Kling smiled. “That’s just what I was going to say.”
“Sure, what else could you say? I’ve been in this movie business a long time, kid. I’ve read them all, I’ve seen them all. It don’t take too much brains to figure it.”
“To figure what?”
“That if somebody’s out to get all of us who were in the play, well, kid, figure it. The somebody who’s out to get us could be somebody who was in the play, too. Right? So, okay, I won’t leave town. When are you sending the protection?”
“I’ll get a patrolman here within the half-hour. I should tell you, Mr. Di Pasquale, that so far the killer has struck without warning and from a distance. I’m not sure what good our protection will…”

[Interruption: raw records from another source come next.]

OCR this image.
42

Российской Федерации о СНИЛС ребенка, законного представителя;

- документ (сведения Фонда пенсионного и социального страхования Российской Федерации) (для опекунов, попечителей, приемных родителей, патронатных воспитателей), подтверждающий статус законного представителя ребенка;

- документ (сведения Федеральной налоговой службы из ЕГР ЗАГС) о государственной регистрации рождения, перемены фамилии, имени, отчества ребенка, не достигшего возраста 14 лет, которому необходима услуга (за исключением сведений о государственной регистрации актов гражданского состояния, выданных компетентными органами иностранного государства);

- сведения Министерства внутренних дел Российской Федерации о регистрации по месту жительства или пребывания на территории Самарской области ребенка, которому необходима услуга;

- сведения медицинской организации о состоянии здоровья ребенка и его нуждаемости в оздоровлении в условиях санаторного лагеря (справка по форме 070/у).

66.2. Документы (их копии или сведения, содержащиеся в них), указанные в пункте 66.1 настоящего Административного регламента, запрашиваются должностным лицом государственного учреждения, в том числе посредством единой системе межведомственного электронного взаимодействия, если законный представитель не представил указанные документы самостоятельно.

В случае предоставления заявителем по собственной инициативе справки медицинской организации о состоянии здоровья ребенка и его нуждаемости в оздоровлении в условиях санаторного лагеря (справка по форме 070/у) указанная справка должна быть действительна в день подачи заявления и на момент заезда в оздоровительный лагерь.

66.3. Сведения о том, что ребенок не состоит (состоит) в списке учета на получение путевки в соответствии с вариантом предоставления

“Anything’s better than nothing,” Di Pasquale said. “Look, baby, you finished with me?”
“Yes, I think…”
“Well, then, good, kid,” he said, leading him to the door. “If you don’t mind, I’m in a hell of a hurry. That guy’s gonna call me back at the office, baby, and I’ve got a million things on my desk, so thanks for coming up and talking to me, huh? I’ll be looking for the cop, kid, send him over right away before I’m gone, huh, baby? Good, it was nice seeing you, take it easy, baby, so long, huh?”
And the door closed behind Kling.
13
David Arthur Cohen was a sour little man who made his living being funny.
He operated out of a one-room office on the fourteenth floor of a building on Jefferson, and it was in this office that he greeted the detectives sourly, offered them chairs sourly, and then said, “It’s about these killings, isn’t it?”
“That’s right, Mr. Cohen,” Meyer said.
Cohen nodded. He was a thin man with a pained and suffering look in his brown eyes. He was almost as bald as Meyer, and the two men, sitting on opposite sides of the desk, with Carella standing between them at one end of the desk, looked like a pair of billiard balls waiting for a careful shooter to decide how he would bank them.